Горячего завтрака в столовой не оказалось, и я удовлетворился хлебом, сыром и чаем. Просидел я довольно долго, прикладывал озябшие пальцы к стенкам стакана, посматривал на покрытые скучными пятнами стены, на выставленный в буфете рокфор и, размышляя, пришел к заключению, что вечность, вероятно, не что иное, как вот этот сыр, этот неряшливый буфетчик, и наступивший день, и грядущий вечер… Буфетчик долго не спускал с меня заспанных глаз, потом смахнул с моего стола крошки хлеба и спросил:
— Какой у тебя номер?
— Сорок третий, — ответил я нехотя, перехватив его взгляд и машинально выдвинув ногу вперед; был убежден: что бы я ни сказал, он не поверит; скажу, что жизнь хороша, не поверит, скажу — нехороша, опять-таки не поверит.
— Сорок третий, — повторил я и собрался встать и уйти, но встал я только мысленно, так же мысленно направился к дверям и вышел.
Он натянул перед собой свое полотенце — точно так, как отмеряют ткань, и приблизил его ко мне:
— Такую ногу ты видел?
— Есть баскетболисты ростом в два метра и тридцать сантиметров. У них ноги приблизительно такие.
— Ты видел?
— Видел.
— Я не видел, — не поверил он мне и, обернувшись к окну, указал рукой на улицу.

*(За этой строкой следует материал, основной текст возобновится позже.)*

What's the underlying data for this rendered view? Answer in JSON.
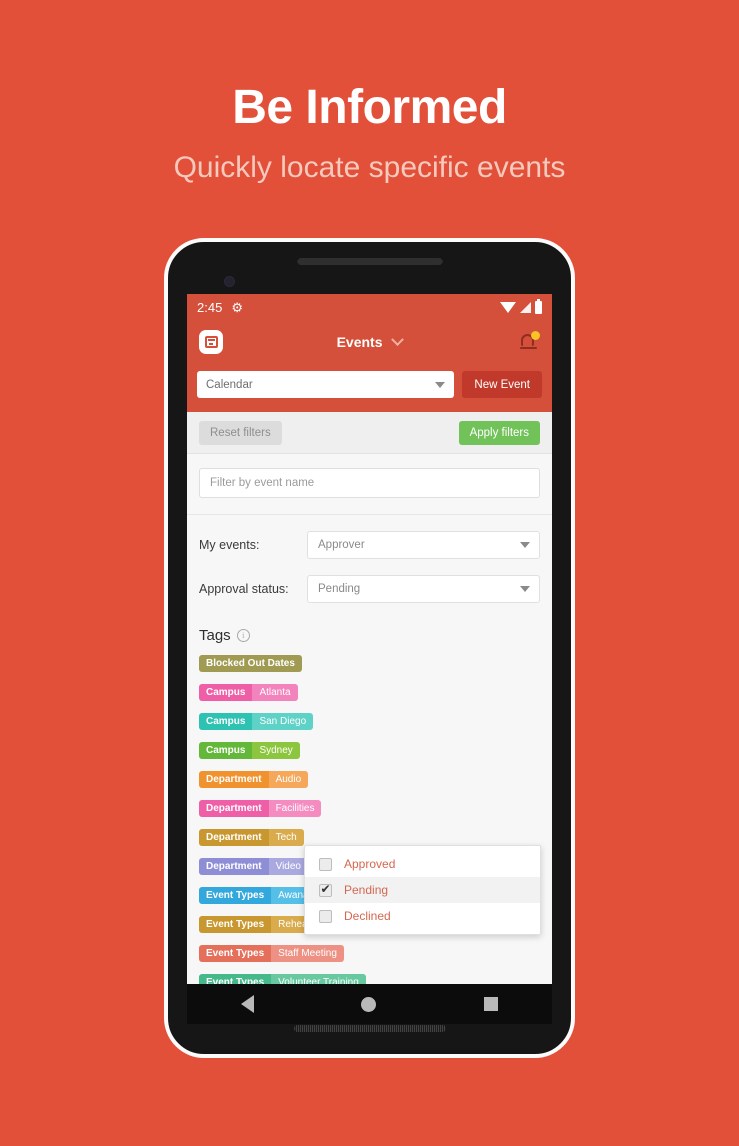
{
  "promo": {
    "title": "Be Informed",
    "subtitle": "Quickly locate specific events"
  },
  "colors": {
    "background": "#e2503a",
    "app_bar": "#d4503a",
    "new_event_button": "#c0392b",
    "apply_button": "#72c25a",
    "reset_button": "#dcdcdc",
    "dropdown_text": "#d4684f"
  },
  "phone": {
    "status_bar": {
      "time": "2:45",
      "gear_icon": "gear-icon",
      "wifi_icon": "wifi-icon",
      "signal_icon": "signal-icon",
      "battery_icon": "battery-icon"
    },
    "app_bar": {
      "left_icon": "calendar-icon",
      "title": "Events",
      "title_caret": "chevron-down-icon",
      "bell_icon": "bell-icon"
    },
    "nav_bar": {
      "back": "back-triangle-icon",
      "home": "home-circle-icon",
      "recents": "recents-square-icon"
    }
  },
  "calendar_row": {
    "select_value": "Calendar",
    "new_event_label": "New Event"
  },
  "filter_actions": {
    "reset_label": "Reset filters",
    "apply_label": "Apply filters"
  },
  "filters": {
    "name_placeholder": "Filter by event name",
    "my_events_label": "My events:",
    "my_events_value": "Approver",
    "approval_status_label": "Approval status:",
    "approval_status_value": "Pending"
  },
  "approval_dropdown": {
    "options": [
      {
        "label": "Approved",
        "checked": false,
        "selected": false
      },
      {
        "label": "Pending",
        "checked": true,
        "selected": true
      },
      {
        "label": "Declined",
        "checked": false,
        "selected": false
      }
    ]
  },
  "tags_section": {
    "title": "Tags",
    "info_icon": "info-icon",
    "tags": [
      {
        "key": "Blocked Out Dates",
        "value": "",
        "key_color": "#a09a52",
        "value_color": "#a09a52"
      },
      {
        "key": "Campus",
        "value": "Atlanta",
        "key_color": "#ef5fa8",
        "value_color": "#f283bd"
      },
      {
        "key": "Campus",
        "value": "San Diego",
        "key_color": "#2ec2b3",
        "value_color": "#5ed2c6"
      },
      {
        "key": "Campus",
        "value": "Sydney",
        "key_color": "#63b83a",
        "value_color": "#8cc63f"
      },
      {
        "key": "Department",
        "value": "Audio",
        "key_color": "#f0922e",
        "value_color": "#f5a85a"
      },
      {
        "key": "Department",
        "value": "Facilities",
        "key_color": "#ef5fa8",
        "value_color": "#f48cc2"
      },
      {
        "key": "Department",
        "value": "Tech",
        "key_color": "#c9972f",
        "value_color": "#d9ab4c"
      },
      {
        "key": "Department",
        "value": "Video",
        "key_color": "#8e8ed6",
        "value_color": "#a9a9e0"
      },
      {
        "key": "Event Types",
        "value": "Awana",
        "key_color": "#32a8dd",
        "value_color": "#56bfe8"
      },
      {
        "key": "Event Types",
        "value": "Rehearsal",
        "key_color": "#c9972f",
        "value_color": "#d9ab4c"
      },
      {
        "key": "Event Types",
        "value": "Staff Meeting",
        "key_color": "#e4705c",
        "value_color": "#ec9184"
      },
      {
        "key": "Event Types",
        "value": "Volunteer Training",
        "key_color": "#45b98a",
        "value_color": "#68c9a1"
      }
    ]
  }
}
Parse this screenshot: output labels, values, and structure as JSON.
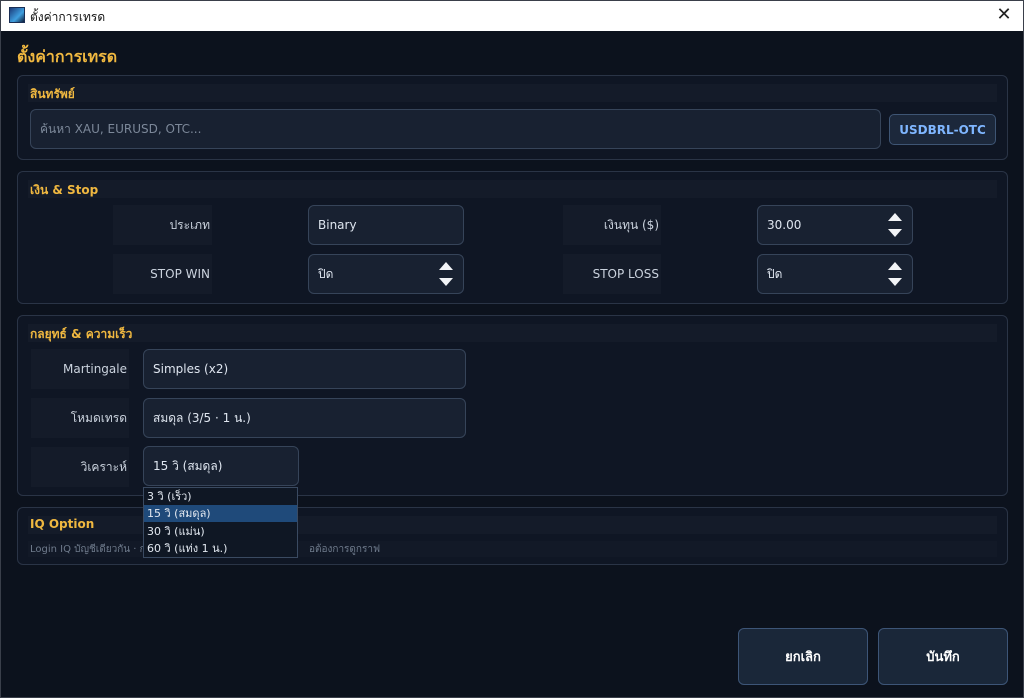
{
  "window": {
    "title": "ตั้งค่าการเทรด"
  },
  "page": {
    "title": "ตั้งค่าการเทรด"
  },
  "asset": {
    "header": "สินทรัพย์",
    "search_placeholder": "ค้นหา XAU, EURUSD, OTC...",
    "selected_button": "USDBRL-OTC"
  },
  "money": {
    "header": "เงิน & Stop",
    "type_label": "ประเภท",
    "type_value": "Binary",
    "amount_label": "เงินทุน ($)",
    "amount_value": "30.00",
    "stop_win_label": "STOP WIN",
    "stop_win_value": "ปิด",
    "stop_loss_label": "STOP LOSS",
    "stop_loss_value": "ปิด"
  },
  "strategy": {
    "header": "กลยุทธ์ & ความเร็ว",
    "martingale_label": "Martingale",
    "martingale_value": "Simples (x2)",
    "mode_label": "โหมดเทรด",
    "mode_value": "สมดุล (3/5 · 1 น.)",
    "analyze_label": "วิเคราะห์",
    "analyze_value": "15 วิ (สมดุล)",
    "analyze_options": [
      "3 วิ (เร็ว)",
      "15 วิ (สมดุล)",
      "30 วิ (แม่น)",
      "60 วิ (แท่ง 1 น.)"
    ],
    "analyze_selected_index": 1
  },
  "iq": {
    "header": "IQ Option",
    "desc_left": "Login IQ บัญชีเดียวกัน · ก",
    "desc_right": "อต้องการดูกราฟ"
  },
  "footer": {
    "cancel_label": "ยกเลิก",
    "save_label": "บันทึก"
  },
  "colors": {
    "accent": "#f0b840",
    "asset_button_text": "#7fb6ff",
    "selected_option": "#1f4a7a"
  }
}
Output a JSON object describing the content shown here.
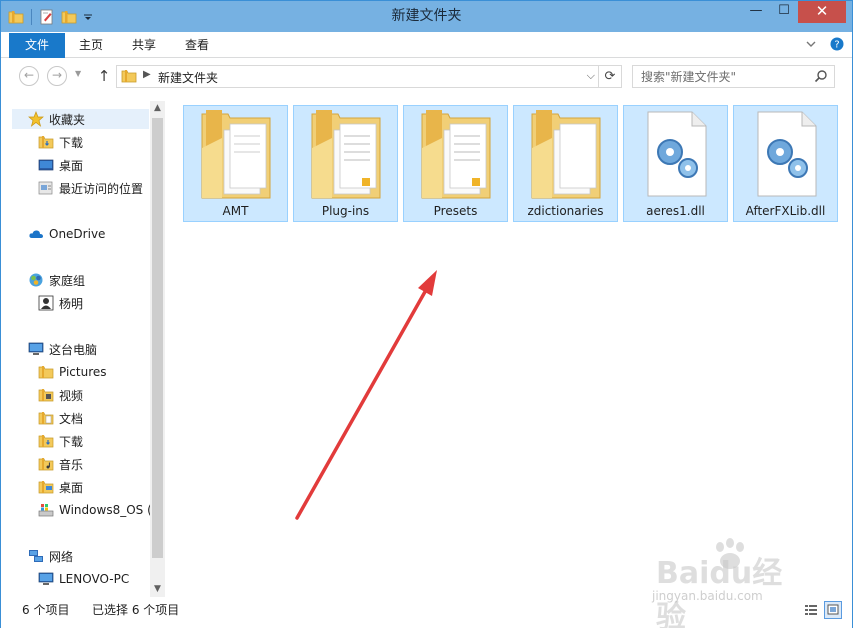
{
  "window": {
    "title": "新建文件夹",
    "minimize_glyph": "—",
    "maximize_glyph": "☐",
    "close_glyph": "✕"
  },
  "ribbon": {
    "tabs": [
      "文件",
      "主页",
      "共享",
      "查看"
    ]
  },
  "address_bar": {
    "path": "新建文件夹",
    "search_placeholder": "搜索\"新建文件夹\""
  },
  "nav_pane": {
    "items": [
      {
        "label": "收藏夹",
        "icon": "star-icon"
      },
      {
        "label": "下载",
        "icon": "folder-icon"
      },
      {
        "label": "桌面",
        "icon": "desktop-icon"
      },
      {
        "label": "最近访问的位置",
        "icon": "recent-places-icon"
      },
      {
        "label": "OneDrive",
        "icon": "cloud-icon"
      },
      {
        "label": "家庭组",
        "icon": "homegroup-icon"
      },
      {
        "label": "杨明",
        "icon": "user-icon"
      },
      {
        "label": "这台电脑",
        "icon": "computer-icon"
      },
      {
        "label": "Pictures",
        "icon": "folder-icon"
      },
      {
        "label": "视频",
        "icon": "video-folder-icon"
      },
      {
        "label": "文档",
        "icon": "documents-folder-icon"
      },
      {
        "label": "下载",
        "icon": "download-folder-icon"
      },
      {
        "label": "音乐",
        "icon": "music-folder-icon"
      },
      {
        "label": "桌面",
        "icon": "desktop-folder-icon"
      },
      {
        "label": "Windows8_OS (",
        "icon": "drive-icon"
      },
      {
        "label": "网络",
        "icon": "network-icon"
      },
      {
        "label": "LENOVO-PC",
        "icon": "computer-icon"
      }
    ]
  },
  "files": [
    {
      "name": "AMT",
      "type": "folder"
    },
    {
      "name": "Plug-ins",
      "type": "folder"
    },
    {
      "name": "Presets",
      "type": "folder"
    },
    {
      "name": "zdictionaries",
      "type": "folder"
    },
    {
      "name": "aeres1.dll",
      "type": "dll"
    },
    {
      "name": "AfterFXLib.dll",
      "type": "dll"
    }
  ],
  "status_bar": {
    "item_count": "6 个项目",
    "selected_count": "已选择 6 个项目"
  },
  "watermark": {
    "main": "Baidu经验",
    "sub": "jingyan.baidu.com"
  },
  "colors": {
    "title_bar": "#76b1e2",
    "file_tab": "#1979ca",
    "selection_fill": "#cce8ff",
    "selection_border": "#99d1ff",
    "annotation_arrow": "#e23b3b"
  }
}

— Сегодня утром наш хромой набрел на следы чьих-то ног, — тянутся до самого верха горы. Я сказал — твои. А? Следы большие. Теперь вижу: не твои. Хромой подумал, что медвежьи. Следы дошли до макушки горы и пропали…
Я вспомнил вдруг случившееся ночью, чуть было не заговорил об этом, но сдержался.
— Медведи же не обуваются, — сказал я.
— Да, ноги были босые.
— Значит, кто-то босиком шел по снегу?
— Медведи иногда проведывают нас, спускаются с гор. Но я подумал, что следы скорее всего твои. Ведь здесь только ты добираешься до самого верха гор… — И он захохотал, сразу подняв на смех и мою позу, и бессмысленность моего появления на свет, и бесцельность моего существования, и то, как я был одет, и все, все…
— Смешно?
— Да нет… Отчего же?.. Кроме нашего хромого пастуха, у нас никто так часто не взбирается на эти горы. И притом он только на одну макушку взбирается, а ты за день успеваешь на всех побывать.
Я понял, каким смешным казался я окружающим, и почувствовал себя лишним, ненужным. И теперь я и сам признал себя действительно смешным: то на этой горе вырастаю, то неожиданно — на другой.
— Хочу получше увидеть ваш город… здесь удивительные улицы… церковь с пятнадцатого века стоит… — пробормотал я под нос, как бы оправдываясь. Потом промямлил что-то о готическом стиле, о персидских фресках, отчего глаза буфетчика приняли другое выражение.
— Ты по церковной линии приехал?
— Нет, — сказал я растерянно, — просто интересуюсь.
В будке сапожника, поставленной возле гостиницы, несколько человек разговаривали о таинственных следах; перед сапожником лежали две картонные подметки, мастерски вырезанные им в форме этих следов.
Моя боязливость заставила меня предположить, что сапожник и его приятели могут подумать обо мне черт знает что, заподозрить меня в чем-то дурном, связать с загадочными следами, и я опасливо и заискивая выложил им все, все услышанное мной о следах, как последний предатель приукрасив свой рассказ выдуманными подробностями. Чего не сделаешь, когда боишься людской молвы!.. И вдобавок я, как последний трус, ни словом не обмолвился о моем ночном видении. И мне стоило большого труда, чтобы не взмолиться; нет, я вовсе не странный, совсем не сумасшедший… пожалуйста, поверьте… не смейтесь надо мной, я такой же, как вы…
Потом я сказал, что улицы как улицы, что слоняюсь себе, ничем не интересуюсь, просто-напросто боюсь ожиреть… да и врач посоветовал… не то чего ради лазил бы я на ваши горы?
В холодную погоду слухи распространяются еще быстрее. Когда я проходил через площадь, по всему было видно, что историю загадочных следов знали уже все.
Люди, собирающиеся на этой площади, на все смотрят долго; пристально, упорно, томительно долго. Если в поле зрения человек, то они рассматривают его ноги, его голову, шапку, лицо, глаза, уши; они смотрят на него, не мигая, не отрываясь, пока он не исчезнет из вида. Они уже насмотрелись на свои горы, на свои улицы, друг на друга, и теперь уже ничто их не интересовало, кроме меня…
Я опять вошел в столовую.
— Подозревают, что это следы снежного человека, — сказал буфетчик и кивнул на сидевших за столом людей.